Electric field energy sum due to surface charge?

[redmage]

http://img134.imageshack.us/img134/9600/emiv7.jpg

The first integral is over the voume of a surface charged (q) sphere of radius a > R (radius of sphere) so a Gaussian surface beyond the sphere and the second is over the surface. I believe this sum would show the total electrostatic energy, since if a => infinity the surface integral goes to zero (as stated in my book) but I'm not 100% sure nor do I know how to show it is really more/less than the total if I'm wrong. If someone can tell me which it is and how to go about proving it I think I can take it from there, just don't know how to start. Thanks!

 

[quasar987]

If you go back to the original formula from which you started, I believe it is something like

$$\frac{1}{2}\int \rho \Phi \ d\tau$$

You can see that where there are no charges, rho=0 and the integrand vanishes. So we can choose to integrate over only where there are charges, or over any volume whatesoever (as soon as it contains all the charges) and the integral will give the same result! You got to make use of this fact to simplify the integral you wrote. If you integrate over all space, you should be able to show that the second integral vanishes!

 

[redmage]

So because I'm taking my integral beyond the surface of the sphere anyway, the whole thing reduces down to just the total energy no more, no less? Even though I'm adding the surface integral? That's where I'm still a little confused.

 

[quasar987]

What you wrote is the total energy. As soon as V encloses all the charges, what you wrote is the total energy. There's an infinity of volumes you can integrate over and it's still going to give you the correct value of the energy. But IN PARTICULAR, if you choose the volume to extend to infinity, the second integral vanishes, and you are left with a simpler expression of the energy.

 

[redmage]

Alright, I think I got it!

I have another related question, same assignment. I'm asked to find the surface charge density sigma of a two cylinder system (inner one with volume charge density rho) so the total energy is zero. I already derived the energy for the inner one, but I can't figure out what is the energy due to the surface charge density of the outer one. Also what does it mean to find the energy per unit length of the system? Wouldn't it be zero since the net energy is zero?

 

[quasar987]

Would you mind transcribing word for word what the question is asking please?

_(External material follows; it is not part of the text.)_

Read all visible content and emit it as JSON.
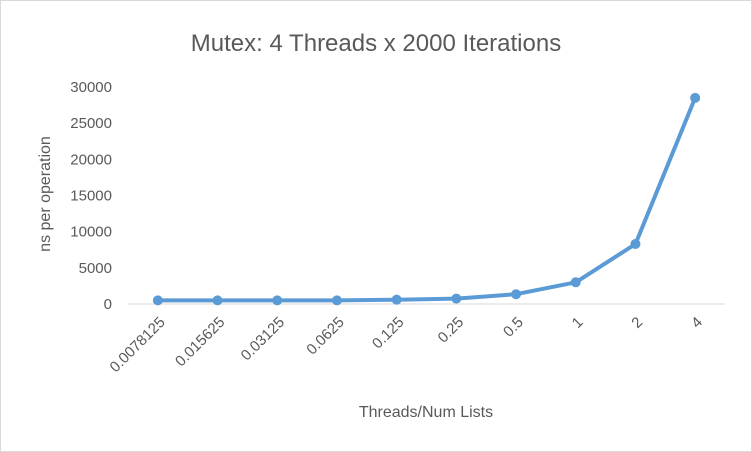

N.B. The total energy of a system is not the sum of the energy of its parts! Remember that the so called electrostatic energy is actually only the work necessary to assemble the system. I.e. the work done in bringing each charge one by one from infinity and glue it where it belongs in the system. So if you have a system made of two parts, and you assemble the first part first and then the second, then the work done in assembling the second part is influenced by field produced by the first part! So the work done in assembling the second system is not just the work you have to do against the field of the part you're currently assembling. You have to account for the field of the first part already assembled. Alright all that to say that total electrostatic energy is not "additive".

 

[quasar987]

A more mathematical way to see it is that if $\vec{E}_1$ is the field produced by part 1, and $\vec{E}_2$ is the field produced by part two, then the total field is $\vec{E}=\vec{E}_1+\vec{E}_2$. So the total electrostatic energy of the system is

$$\frac{1}{2}\epsilon_0\int_{\mbox{all space}}\vec{E}\cdot\vec{E}d\tau = \frac{1}{2}\epsilon_0\int_{\mbox{all space}}(E_1^2+2\vec{E}_1\cdot\vec{E}_2+E_2^2)d\tau$$

This is the energy of part 1 + the energy of part 2 + a cross term. This shows that the energy of a system is not the sum of the energy of its parts.

 

[redmage]

Oh I have that part ok, it's that I can't remember what/how to find E2 (the hollow cylinder with surface charge density)